En cruisecontrol
Cette semaine, les banques centrales hongroise (MNB) et tchèque (CNB) ont décidé de laisser leurs taux directeurs inchangés à respectivement 18 % et 7 %. Alors que la BCE et la Fed n’ont pas encore atteint le sommet de leur cycle, les banquiers centraux d’Europe centrale sont déjà passés à un stade ultérieur. Depuis le milieu de l’année dernière, ils préfèrent rester sur la ligne de touche. Il ne faut jamais dire jamais, mais si l’inflation ralentit dans les prochains mois, il est peu probable que ces banques centrales relèvent encore leurs taux. Cela nous amène logiquement à la question de savoir quand elles pourraient commencer à les abaisser. Dans l'état actuel des choses, ce n'est pas encore pour demain.
En Hongrie, il y a un double plancher pour un éventuel abaissement des taux. Le taux directeur « ordinaire » (13 %) a, depuis septembre de l’année dernière, été mis hors jeu par un taux d’intérêt d’urgence de 18 %. La MNB estimait qu'un taux de13 % suffisait pour maîtriser l’inflation. Mais le marché ne partageait pas cet avis. Le taux d'urgence de 18 % a donc été utilisé pour amortir la chute du forint et garantir la stabilité financière. Après les turbulences que nous venons de connaître, le moment n’est pas encore venu d'évoquer une date concrète à partir de laquelle le taux de 18 % pourrait être abaissé. Pour cela, il faudrait que le calme soit revenu. En outre, il faudrait également être sûr que l’inflation (25,4 % en février) a atteint son pic. Si elle s’attend à une forte baisse au second semestre, la MNB table toujours sur une inflation moyenne de 15-19,5 % pour cette année. Et elle a même relevé sa prévision pour 2024 (3 %-5 %). L’objectif d’inflation de 3 % ne sera « vraiment » atteint qu’en 2025. Dans un « monde idéal », la MNB pourrait se mettre à l’eau en mai ou en juin en commençant par diminuer prudemment son taux d’urgence. Dans le meilleur des cas, le taux de base ne commencerait à être abaissé qu'en fin d’année. Beaucoup d'eau pourrait évidemment encore couler sous les ponts d'ici là. Le forint (EUR/HUF 380) a, dans l’ensemble, pu limiter les dégâts lors des récentes turbulences. Même en cas d'amélioration du sentiment général, nous pensons que la devise hongroise intègre déjà pas mal de bonnes nouvelles. Signalons, entre autres, que le bras de fer avec avec l’UE sur les fonds bloqués se poursuit. Et malgré la résistance de son président (Matolcsy), la MNB doit toujours subir les pressions exercées par le gouvernement pour qu'elle ne maintienne pas ses taux élevés plus longtemps que nécessaire. Face à soutien moindre des taux par rapport à l’euro, le cours EUR/HUF 372 apparaît comme un solide niveau de résistance pour le forint.

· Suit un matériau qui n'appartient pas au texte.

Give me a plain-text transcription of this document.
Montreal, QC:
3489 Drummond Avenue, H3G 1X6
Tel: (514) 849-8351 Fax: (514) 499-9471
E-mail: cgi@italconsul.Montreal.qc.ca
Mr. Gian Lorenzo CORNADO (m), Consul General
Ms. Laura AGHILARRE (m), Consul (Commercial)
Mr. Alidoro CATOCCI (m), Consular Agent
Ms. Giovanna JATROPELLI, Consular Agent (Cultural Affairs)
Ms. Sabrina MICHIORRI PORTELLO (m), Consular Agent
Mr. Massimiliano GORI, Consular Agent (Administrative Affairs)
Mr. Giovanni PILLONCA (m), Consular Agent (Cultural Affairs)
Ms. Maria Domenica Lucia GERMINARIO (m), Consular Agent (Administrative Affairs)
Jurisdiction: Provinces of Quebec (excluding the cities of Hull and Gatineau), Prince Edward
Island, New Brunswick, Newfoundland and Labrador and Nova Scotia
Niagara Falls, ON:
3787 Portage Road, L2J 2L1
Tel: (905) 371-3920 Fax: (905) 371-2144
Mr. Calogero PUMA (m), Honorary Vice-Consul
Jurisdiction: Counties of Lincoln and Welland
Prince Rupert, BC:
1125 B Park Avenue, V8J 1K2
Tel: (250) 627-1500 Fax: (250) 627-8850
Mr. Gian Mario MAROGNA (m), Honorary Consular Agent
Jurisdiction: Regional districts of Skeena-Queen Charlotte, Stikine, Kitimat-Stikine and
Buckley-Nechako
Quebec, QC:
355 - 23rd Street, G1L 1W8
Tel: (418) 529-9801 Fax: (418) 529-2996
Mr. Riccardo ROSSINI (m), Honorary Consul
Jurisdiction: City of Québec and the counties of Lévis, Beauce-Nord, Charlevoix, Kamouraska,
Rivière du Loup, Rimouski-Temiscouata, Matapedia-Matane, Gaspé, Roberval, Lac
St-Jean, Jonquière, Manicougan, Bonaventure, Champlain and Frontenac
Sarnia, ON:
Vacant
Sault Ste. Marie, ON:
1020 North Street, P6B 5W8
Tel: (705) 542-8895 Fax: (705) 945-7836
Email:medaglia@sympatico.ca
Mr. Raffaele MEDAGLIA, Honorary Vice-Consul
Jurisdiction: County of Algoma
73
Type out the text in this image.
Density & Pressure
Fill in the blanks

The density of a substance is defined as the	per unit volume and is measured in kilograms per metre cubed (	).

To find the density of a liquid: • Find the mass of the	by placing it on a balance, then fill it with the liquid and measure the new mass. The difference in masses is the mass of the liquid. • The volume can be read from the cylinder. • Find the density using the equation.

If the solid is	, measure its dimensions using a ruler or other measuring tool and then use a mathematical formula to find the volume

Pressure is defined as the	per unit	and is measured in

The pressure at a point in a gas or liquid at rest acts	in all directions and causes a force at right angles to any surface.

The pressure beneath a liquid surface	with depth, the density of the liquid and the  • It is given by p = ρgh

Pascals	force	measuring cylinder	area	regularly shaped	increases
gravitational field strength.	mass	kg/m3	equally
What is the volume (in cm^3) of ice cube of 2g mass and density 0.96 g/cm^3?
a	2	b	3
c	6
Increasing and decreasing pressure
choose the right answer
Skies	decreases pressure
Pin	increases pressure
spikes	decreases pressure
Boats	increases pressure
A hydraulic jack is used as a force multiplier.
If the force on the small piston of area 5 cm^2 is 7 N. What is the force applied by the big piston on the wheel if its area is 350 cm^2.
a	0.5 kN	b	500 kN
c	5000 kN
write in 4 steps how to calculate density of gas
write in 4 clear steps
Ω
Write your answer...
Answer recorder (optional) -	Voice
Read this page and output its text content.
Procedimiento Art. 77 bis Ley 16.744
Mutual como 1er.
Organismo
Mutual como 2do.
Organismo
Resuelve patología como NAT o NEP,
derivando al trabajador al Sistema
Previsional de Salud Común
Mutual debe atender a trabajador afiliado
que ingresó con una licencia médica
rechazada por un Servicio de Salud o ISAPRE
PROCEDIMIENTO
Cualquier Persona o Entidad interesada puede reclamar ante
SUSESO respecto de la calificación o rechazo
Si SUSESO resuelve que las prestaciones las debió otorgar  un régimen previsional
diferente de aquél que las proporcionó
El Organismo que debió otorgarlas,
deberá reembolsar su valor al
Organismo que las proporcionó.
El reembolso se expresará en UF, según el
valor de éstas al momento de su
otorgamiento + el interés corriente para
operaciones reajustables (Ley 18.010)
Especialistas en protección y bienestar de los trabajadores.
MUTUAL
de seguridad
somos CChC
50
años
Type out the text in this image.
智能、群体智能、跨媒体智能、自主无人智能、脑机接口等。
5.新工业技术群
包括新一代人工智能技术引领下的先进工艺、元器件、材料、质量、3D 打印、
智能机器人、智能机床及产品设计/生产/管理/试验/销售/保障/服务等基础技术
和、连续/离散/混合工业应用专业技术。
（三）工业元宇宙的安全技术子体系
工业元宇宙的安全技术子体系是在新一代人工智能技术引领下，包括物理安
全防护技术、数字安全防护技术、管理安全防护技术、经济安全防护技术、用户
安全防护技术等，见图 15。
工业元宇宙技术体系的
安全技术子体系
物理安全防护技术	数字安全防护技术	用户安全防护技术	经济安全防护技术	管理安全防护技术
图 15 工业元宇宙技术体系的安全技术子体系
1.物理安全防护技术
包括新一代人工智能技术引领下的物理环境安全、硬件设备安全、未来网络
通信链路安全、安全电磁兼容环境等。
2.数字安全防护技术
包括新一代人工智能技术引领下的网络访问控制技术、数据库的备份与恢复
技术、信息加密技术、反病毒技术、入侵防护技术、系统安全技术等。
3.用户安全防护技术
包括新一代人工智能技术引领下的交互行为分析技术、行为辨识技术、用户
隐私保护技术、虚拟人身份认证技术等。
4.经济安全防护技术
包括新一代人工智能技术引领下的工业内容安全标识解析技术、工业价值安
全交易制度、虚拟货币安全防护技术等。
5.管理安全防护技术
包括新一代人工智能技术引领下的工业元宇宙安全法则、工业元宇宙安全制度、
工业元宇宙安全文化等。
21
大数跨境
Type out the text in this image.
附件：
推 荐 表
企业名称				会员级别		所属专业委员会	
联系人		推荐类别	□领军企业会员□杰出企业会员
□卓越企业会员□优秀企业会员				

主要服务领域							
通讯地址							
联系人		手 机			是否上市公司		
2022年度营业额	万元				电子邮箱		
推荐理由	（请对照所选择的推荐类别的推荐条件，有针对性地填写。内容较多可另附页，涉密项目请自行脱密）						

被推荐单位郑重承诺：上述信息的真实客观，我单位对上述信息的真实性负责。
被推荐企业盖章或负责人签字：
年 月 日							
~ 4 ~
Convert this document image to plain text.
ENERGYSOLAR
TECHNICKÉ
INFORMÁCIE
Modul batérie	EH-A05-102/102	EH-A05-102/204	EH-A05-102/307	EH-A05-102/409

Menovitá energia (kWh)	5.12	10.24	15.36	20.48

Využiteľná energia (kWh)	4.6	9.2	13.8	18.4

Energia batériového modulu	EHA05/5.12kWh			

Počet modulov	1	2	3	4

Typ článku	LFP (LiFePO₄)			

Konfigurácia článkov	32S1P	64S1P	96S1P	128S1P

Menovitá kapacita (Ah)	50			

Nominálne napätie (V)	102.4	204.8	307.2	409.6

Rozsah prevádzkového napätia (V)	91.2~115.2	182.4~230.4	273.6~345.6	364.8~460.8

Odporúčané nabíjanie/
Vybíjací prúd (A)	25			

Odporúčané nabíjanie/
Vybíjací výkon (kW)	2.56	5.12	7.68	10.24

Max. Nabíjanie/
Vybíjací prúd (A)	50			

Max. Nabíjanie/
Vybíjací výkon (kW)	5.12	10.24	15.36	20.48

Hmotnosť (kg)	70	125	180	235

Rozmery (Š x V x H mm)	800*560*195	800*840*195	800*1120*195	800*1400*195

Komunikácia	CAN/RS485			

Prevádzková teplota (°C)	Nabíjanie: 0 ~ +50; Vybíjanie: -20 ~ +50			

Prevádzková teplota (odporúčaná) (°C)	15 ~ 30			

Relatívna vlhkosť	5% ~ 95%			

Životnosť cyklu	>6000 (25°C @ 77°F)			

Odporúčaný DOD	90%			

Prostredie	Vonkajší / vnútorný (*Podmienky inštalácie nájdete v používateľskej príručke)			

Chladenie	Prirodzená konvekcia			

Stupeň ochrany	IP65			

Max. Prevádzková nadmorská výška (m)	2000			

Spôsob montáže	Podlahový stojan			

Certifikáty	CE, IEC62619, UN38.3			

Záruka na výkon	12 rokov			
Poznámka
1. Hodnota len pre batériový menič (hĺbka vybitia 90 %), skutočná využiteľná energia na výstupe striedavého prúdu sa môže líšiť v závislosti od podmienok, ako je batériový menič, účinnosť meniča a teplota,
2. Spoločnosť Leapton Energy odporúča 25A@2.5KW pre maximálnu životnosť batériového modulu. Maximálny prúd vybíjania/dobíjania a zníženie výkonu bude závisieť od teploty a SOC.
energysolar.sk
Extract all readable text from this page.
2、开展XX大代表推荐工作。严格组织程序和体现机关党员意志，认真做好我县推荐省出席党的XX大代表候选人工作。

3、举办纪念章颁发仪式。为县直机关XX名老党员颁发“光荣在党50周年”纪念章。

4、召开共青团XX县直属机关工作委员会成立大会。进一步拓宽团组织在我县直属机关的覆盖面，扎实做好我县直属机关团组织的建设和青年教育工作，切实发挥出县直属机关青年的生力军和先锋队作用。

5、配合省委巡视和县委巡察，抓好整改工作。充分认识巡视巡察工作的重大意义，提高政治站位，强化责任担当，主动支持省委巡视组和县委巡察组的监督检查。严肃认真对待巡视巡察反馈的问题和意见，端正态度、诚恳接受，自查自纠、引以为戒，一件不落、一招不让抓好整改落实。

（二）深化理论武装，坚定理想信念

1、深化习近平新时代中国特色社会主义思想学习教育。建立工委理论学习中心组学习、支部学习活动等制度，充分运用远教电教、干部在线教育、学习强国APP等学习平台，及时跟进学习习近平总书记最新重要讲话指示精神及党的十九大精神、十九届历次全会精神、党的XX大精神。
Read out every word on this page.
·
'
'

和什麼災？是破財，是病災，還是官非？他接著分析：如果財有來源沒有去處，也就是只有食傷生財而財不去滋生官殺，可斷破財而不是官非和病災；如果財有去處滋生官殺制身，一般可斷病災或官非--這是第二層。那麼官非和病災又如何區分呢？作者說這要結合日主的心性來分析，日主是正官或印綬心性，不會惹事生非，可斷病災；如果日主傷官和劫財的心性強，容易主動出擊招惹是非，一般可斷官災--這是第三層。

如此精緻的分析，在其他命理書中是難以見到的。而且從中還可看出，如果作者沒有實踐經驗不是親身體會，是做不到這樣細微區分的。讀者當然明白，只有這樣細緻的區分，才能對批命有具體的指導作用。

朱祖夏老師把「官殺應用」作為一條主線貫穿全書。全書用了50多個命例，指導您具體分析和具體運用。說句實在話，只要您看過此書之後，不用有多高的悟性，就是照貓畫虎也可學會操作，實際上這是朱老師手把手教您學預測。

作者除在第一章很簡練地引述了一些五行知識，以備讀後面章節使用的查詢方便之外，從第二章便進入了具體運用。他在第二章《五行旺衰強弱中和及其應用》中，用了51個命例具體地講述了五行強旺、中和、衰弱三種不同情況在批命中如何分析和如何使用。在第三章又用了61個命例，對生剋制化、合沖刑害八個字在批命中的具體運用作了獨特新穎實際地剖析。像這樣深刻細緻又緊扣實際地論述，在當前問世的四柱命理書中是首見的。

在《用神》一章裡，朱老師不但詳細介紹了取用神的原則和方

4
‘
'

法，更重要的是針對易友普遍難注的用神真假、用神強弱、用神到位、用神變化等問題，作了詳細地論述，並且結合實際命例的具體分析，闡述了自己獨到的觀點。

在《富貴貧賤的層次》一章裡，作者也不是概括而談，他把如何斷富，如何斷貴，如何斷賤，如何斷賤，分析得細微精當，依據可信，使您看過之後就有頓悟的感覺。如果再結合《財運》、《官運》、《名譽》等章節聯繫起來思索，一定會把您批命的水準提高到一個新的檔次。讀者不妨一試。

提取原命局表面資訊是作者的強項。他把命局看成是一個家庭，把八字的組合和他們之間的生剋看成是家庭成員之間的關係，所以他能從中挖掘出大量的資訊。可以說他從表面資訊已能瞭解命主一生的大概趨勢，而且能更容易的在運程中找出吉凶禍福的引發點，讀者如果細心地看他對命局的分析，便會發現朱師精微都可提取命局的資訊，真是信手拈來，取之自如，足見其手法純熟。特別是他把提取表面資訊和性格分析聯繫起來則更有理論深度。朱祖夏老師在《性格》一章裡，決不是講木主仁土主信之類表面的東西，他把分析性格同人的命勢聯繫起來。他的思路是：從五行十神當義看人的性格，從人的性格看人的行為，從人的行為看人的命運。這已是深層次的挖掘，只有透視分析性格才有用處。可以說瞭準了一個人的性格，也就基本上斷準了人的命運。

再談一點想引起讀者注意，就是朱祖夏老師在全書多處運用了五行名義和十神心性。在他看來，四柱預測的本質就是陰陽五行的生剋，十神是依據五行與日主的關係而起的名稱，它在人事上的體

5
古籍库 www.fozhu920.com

La CNB est encore un peu plus en cruisecontrol que la MNB. Pourtant, le maintien du taux directeur à 7 % n’a pas été voté à l'unanimité. Un faucon estime que l’inflation (16,7 % en glissement annuel en février) est beaucoup trop tenace. Dans la déclaration de politique, il est également indiqué que les taux pourraient encore être relevés si nécessaire. Nous considérons toutefois cela comme un « avertissement tactique » à l’attention du marché. La CNB estime que ce dernier est trop rapide dans ses anticipations de baisses de taux avant la fin de l'année. La CNB est nettement plus crédible que la MNB dans sa lutte contre l'inflation. Elle part du principe que cette dernière se rapprochera de l’objectif de 2 % d’ici 2024. Dans ce cas, le taux directeur réel deviendra très positif. Cela constituera, en principe, un soutien pour la devise. Même si la CNB se montre prudente vis-à-vis du timing d’éventuelles baisses de taux, on peut ici aussi s'attendre à ce que la couronne bénéficie d'un soutien moindre des taux par rapport à l’euro. Nous pensons que de nombreuses bonnes nouvelles sont déjà intégrées dans le cours. Le plus bas de l’année de EUR/CZK 23,35 constitue un important niveau de résistance pour la couronne.